Vin Diesel stars as Toorop, a hardened loner of a mercenary whose latest mission is to escort a mysterious young woman from a convent in Russia to America (where he is listed as a terrorist), although like so much of the rest of the movie, we never learn
why. Michelle Yeoh comes across as a bizarre casting decision for a bizarre character. She plays Sister Rebekah, Aurora's guardian. This woman I just don't get. She's Chinese and plays a kung-fu fighting nun in Russia.
She and Toorop have an immediate power struggle, and then during the mission Aurora exhibits more and more strange powers and abilities. She can feel other people's pain, she can operate old submarines, and can predict the future. The rest of the movie is
basically Toorop's mission to get her to New York alive, avoiding the mysterious figures pursuing her for their own agenda, and figure out what's wrong with her along the way.
The movie moves along from one on-location set piece to the next, with action scenes and fights popping up out of nowhere and then wrapping up nicely as our heroes rush off screen to the next set. But I would argue that at least most of the action is fun
along the way.
Unfortunately, I happened to have learned before watching the movie that a 160-minute version would be released in Europe, compared to the 90-minute version I just saw, and let me tell you, you can really feel the blank spots. There is, for example, a
major, major plot development revealed in the third act of the movie that is so bizarre that it's almost like someone slipped in a page from a completely different movie. It comes from nowhere and goes nowhere, and adds nothing to the movie except
provides a spot to slide in the ending, which leaves you with the feeling that the writer was hit by a truck or they ran out of money or just lost interest. The end is so sudden and so witless that the movie immediately transformed in my mind into an
endless maze of loose ends and confusion.
There is a brief scene in the movie where Sister Rebekah explains hers and Aurora's history to Toorop, but it doesn't explain anything and doesn't really matter anyway, because the story is so clearly just a backdrop to the futuristic landscapes and the
cookie cutter fight scenes, many of which are hilarious in their badness. There is one scene, for example, where the trio outrun not only a couple of what look like futuristic Stealth bombers, but also their missiles, and they do it on snowmobiles!
I don't think we ever learn the exact time period, but the futuristic element of the film is badly incoherent. New York City is jam-packed with neon advertisement, fold-out road maps are like Google Maps on paper and touch sensitive, and taxis have
scrolling message boards on their sides, but Coke Zero is still around and advertising on passenger jets and the bad guys drive vintage, mint-condition 2008 Range Rovers.
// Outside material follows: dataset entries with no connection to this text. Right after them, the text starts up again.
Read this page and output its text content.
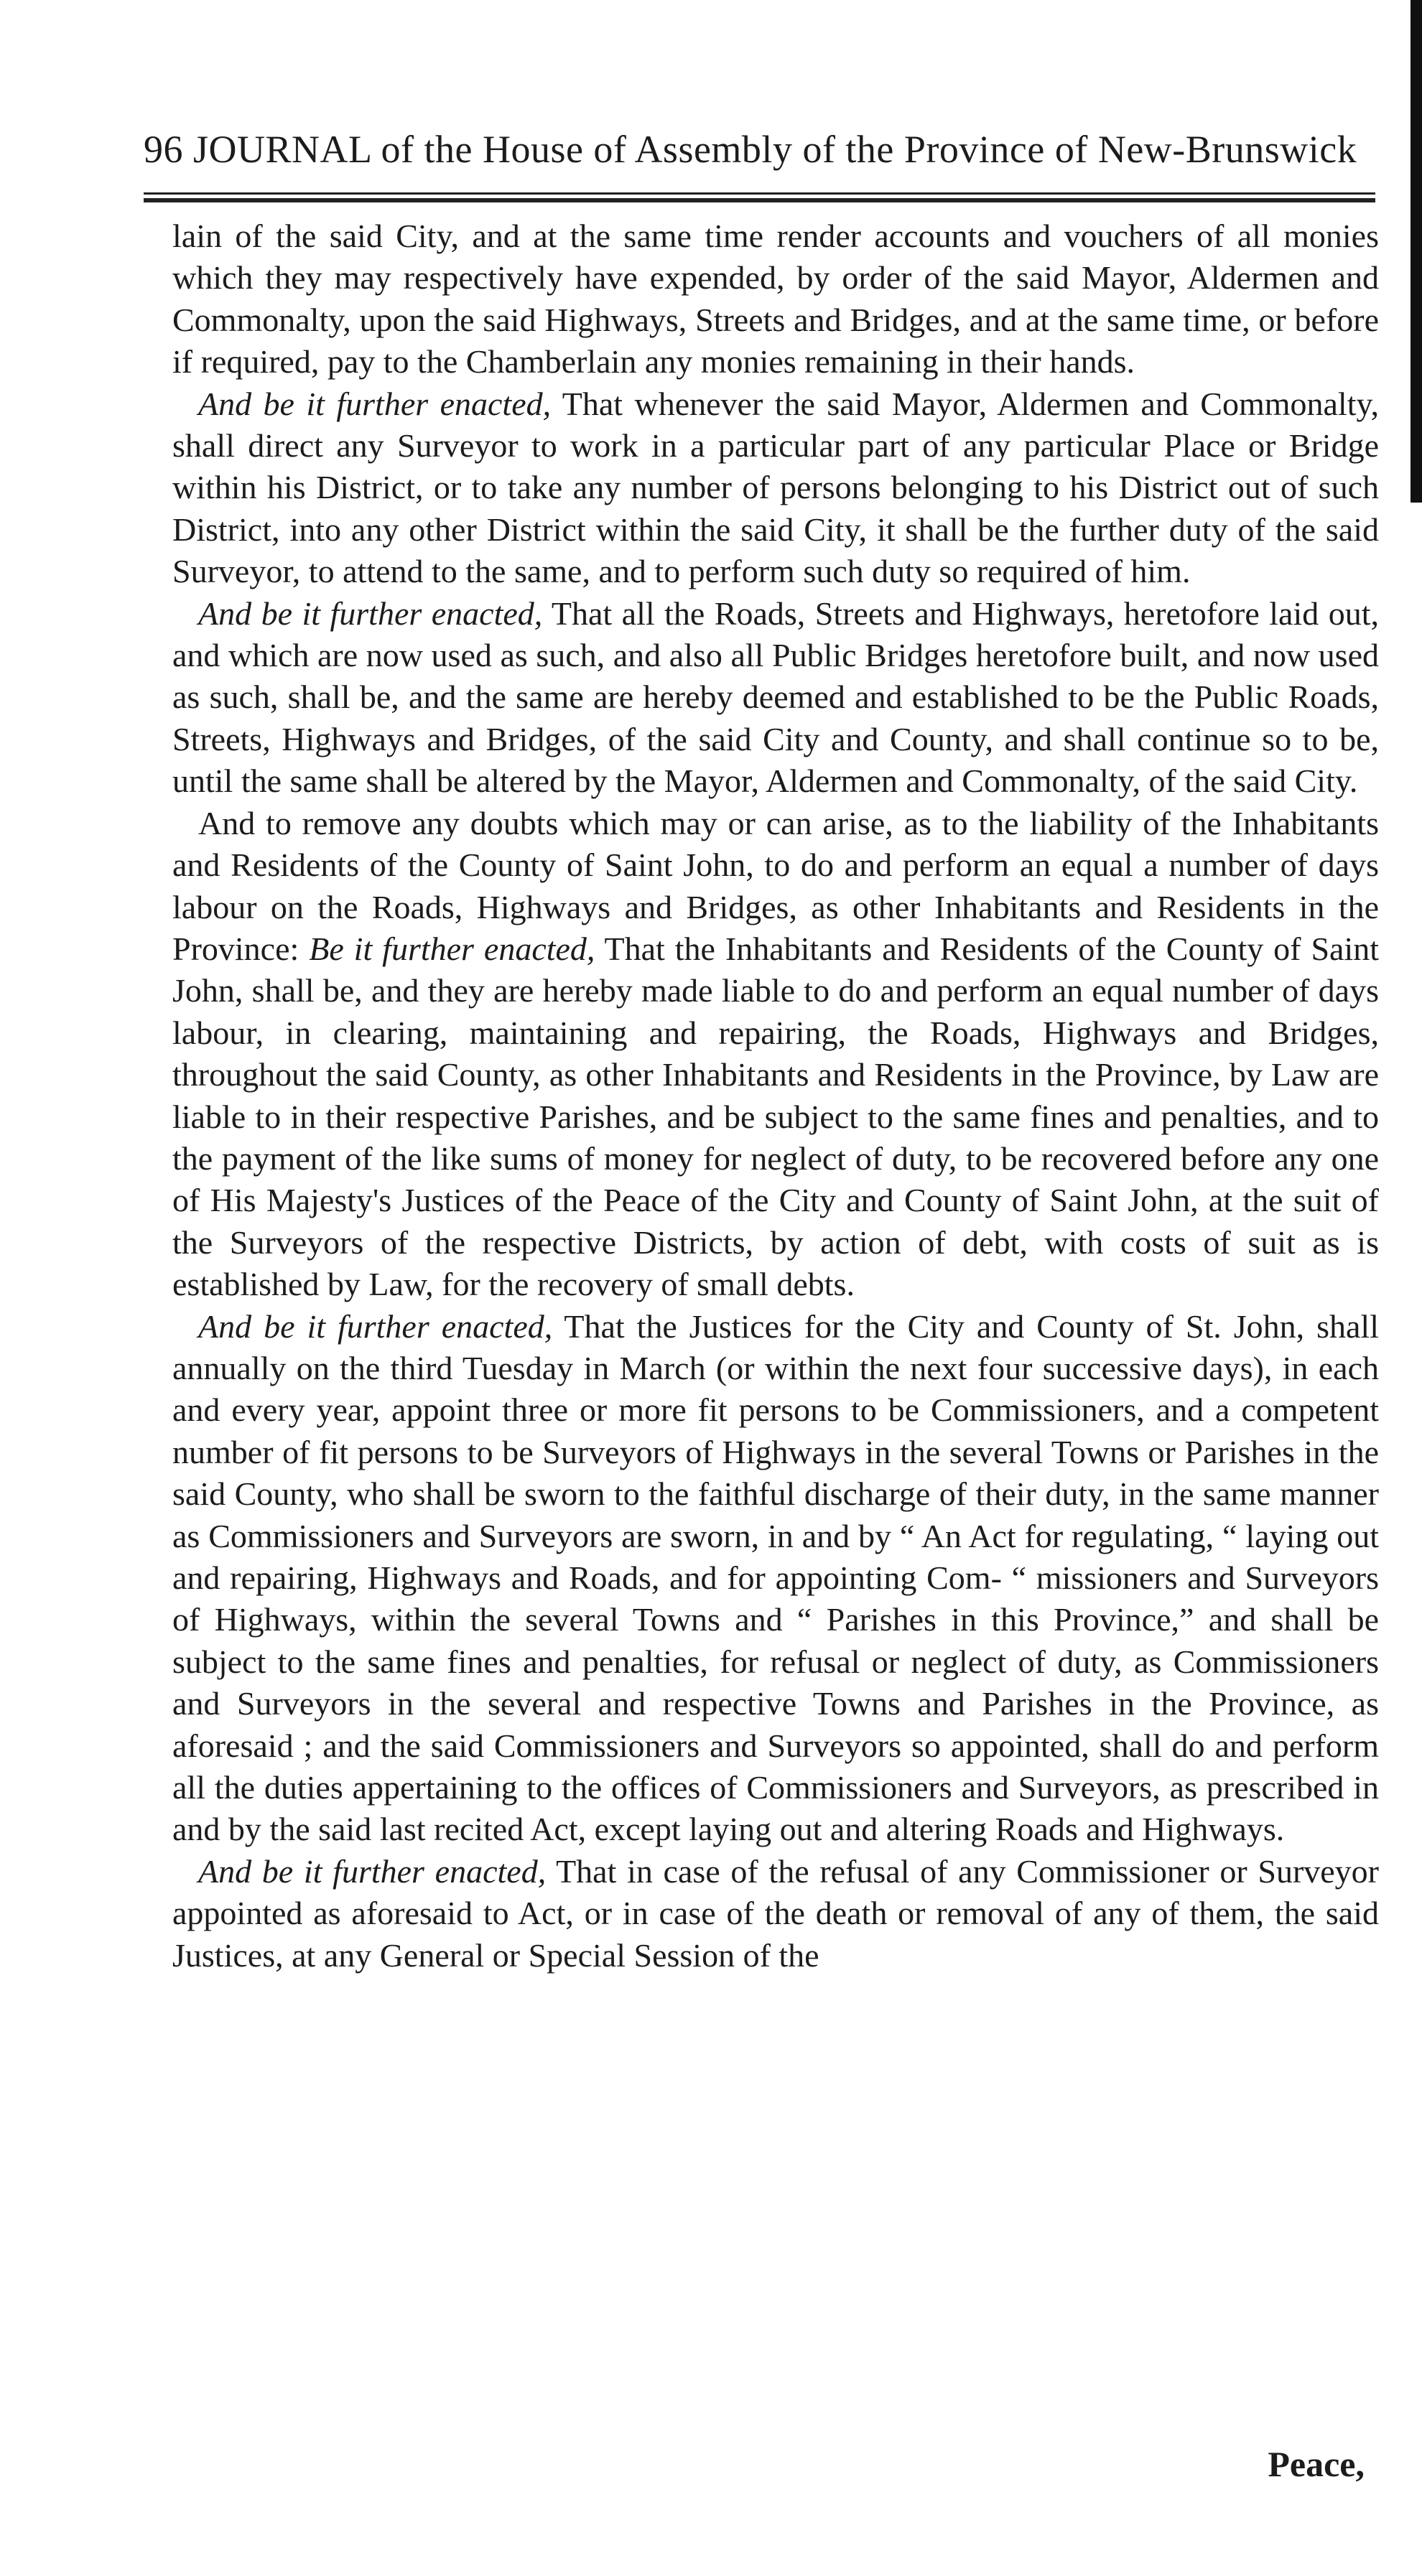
96 JOURNAL of the House of Assembly of the Province of New-Brunswick

lain of the said City, and at the same time render accounts and vouchers of all monies which they may respectively have expended, by order of the said Mayor, Aldermen and Commonalty, upon the said Highways, Streets and Bridges, and at the same time, or before if required, pay to the Chamberlain any monies remaining in their hands.

And be it further enacted, That whenever the said Mayor, Aldermen and Commonalty, shall direct any Surveyor to work in a particular part of any particular Place or Bridge within his District, or to take any number of persons belonging to his District out of such District, into any other District within the said City, it shall be the further duty of the said Surveyor, to attend to the same, and to perform such duty so required of him.

And be it further enacted, That all the Roads, Streets and Highways, heretofore laid out, and which are now used as such, and also all Public Bridges heretofore built, and now used as such, shall be, and the same are hereby deemed and established to be the Public Roads, Streets, Highways and Bridges, of the said City and County, and shall continue so to be, until the same shall be altered by the Mayor, Aldermen and Commonalty, of the said City.

And to remove any doubts which may or can arise, as to the liability of the Inhabitants and Residents of the County of Saint John, to do and perform an equal a number of days labour on the Roads, Highways and Bridges, as other Inhabitants and Residents in the Province: Be it further enacted, That the Inhabitants and Residents of the County of Saint John, shall be, and they are hereby made liable to do and perform an equal number of days labour, in clearing, maintaining and repairing, the Roads, Highways and Bridges, throughout the said County, as other Inhabitants and Residents in the Province, by Law are liable to in their respective Parishes, and be subject to the same fines and penalties, and to the payment of the like sums of money for neglect of duty, to be recovered before any one of His Majesty's Justices of the Peace of the City and County of Saint John, at the suit of the Surveyors of the respective Districts, by action of debt, with costs of suit as is established by Law, for the recovery of small debts.

And be it further enacted, That the Justices for the City and County of St. John, shall annually on the third Tuesday in March (or within the next four successive days), in each and every year, appoint three or more fit persons to be Commissioners, and a competent number of fit persons to be Surveyors of Highways in the several Towns or Parishes in the said County, who shall be sworn to the faithful discharge of their duty, in the same manner as Commissioners and Surveyors are sworn, in and by “ An Act for regulating, “ laying out and repairing, Highways and Roads, and for appointing Com- “ missioners and Surveyors of Highways, within the several Towns and “ Parishes in this Province,” and shall be subject to the same fines and penalties, for refusal or neglect of duty, as Commissioners and Surveyors in the several and respective Towns and Parishes in the Province, as aforesaid ; and the said Commissioners and Surveyors so appointed, shall do and perform all the duties appertaining to the offices of Commissioners and Surveyors, as prescribed in and by the said last recited Act, except laying out and altering Roads and Highways.

And be it further enacted, That in case of the refusal of any Commissioner or Surveyor appointed as aforesaid to Act, or in case of the death or removal of any of them, the said Justices, at any General or Special Session of the

Peace,
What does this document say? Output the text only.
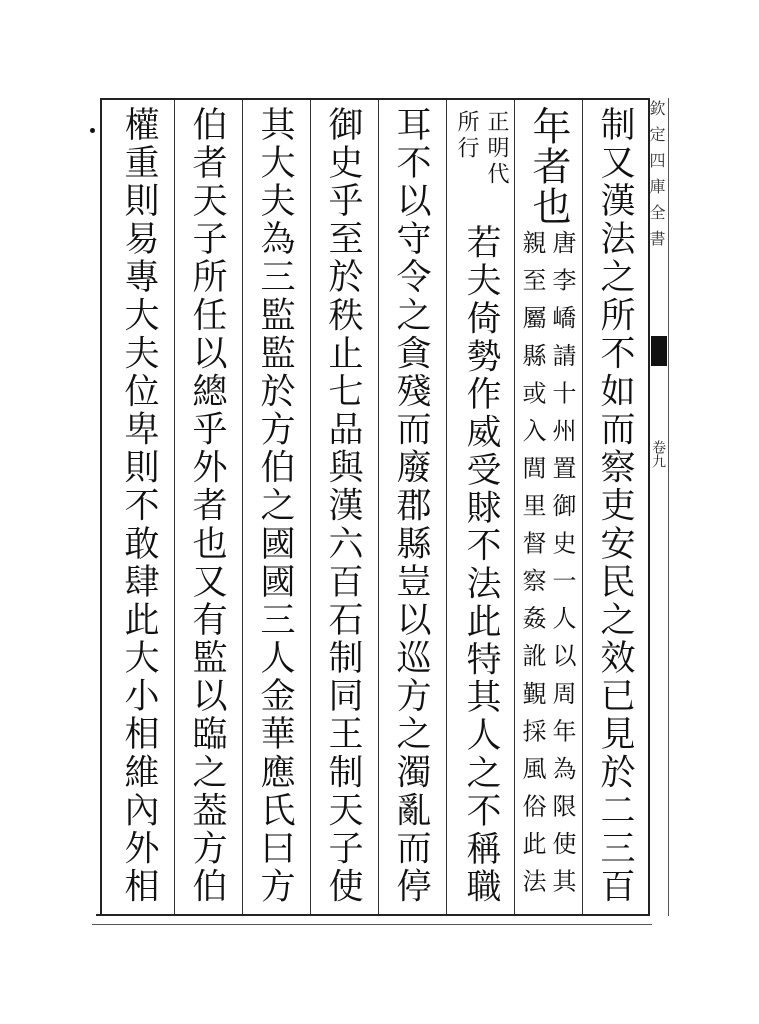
欽定四庫全書
卷九
制又漢法之所不如而察吏安民之效已見於二三百
年者也
唐李嶠請十州置御史一人以周年為限使其
親至屬縣或入閭里督察姦訛覲採風俗此法
正明代
所行
若夫倚勢作威受賕不法此特其人之不稱職
耳不以守令之貪殘而廢郡縣豈以巡方之濁亂而停
御史乎至於秩止七品與漢六百石制同王制天子使
其大夫為三監監於方伯之國國三人金華應氏曰方
伯者天子所任以總乎外者也又有監以臨之葢方伯
權重則易專大夫位卑則不敢肆此大小相維內外相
They must really like classic cars.
I have to say that Babylon A.D. left me with the feeling that it could have and should have been so much better than it was, and I'm guessing that was the money-hungry hand of the studio that swept away all of the good parts of the movie. I'm hoping that
when Babylon DVD comes along it will include the uncut, 160-minute version that the Europeans saw, along with an explanation of why it was so badly butchered before released to American audiences. At any rate, any Director's Cut is sure to be a different
movie entirely. I recommend waiting for it.
Summary: Could have been good until the studio destroyed it.
[CSW] -2- What plot? What sets? Fast cuts. Only the last 10 minutes had any resemblance to a plot and even it failed to have any plausibility. Maybe the much longer (59 minutes longer) director's cut could save this movie but I doubt it and I'm not ready
to even try to watch it again.
[V4.5-A4.5] MPEG-4 AVC - D-Box 8.1/10.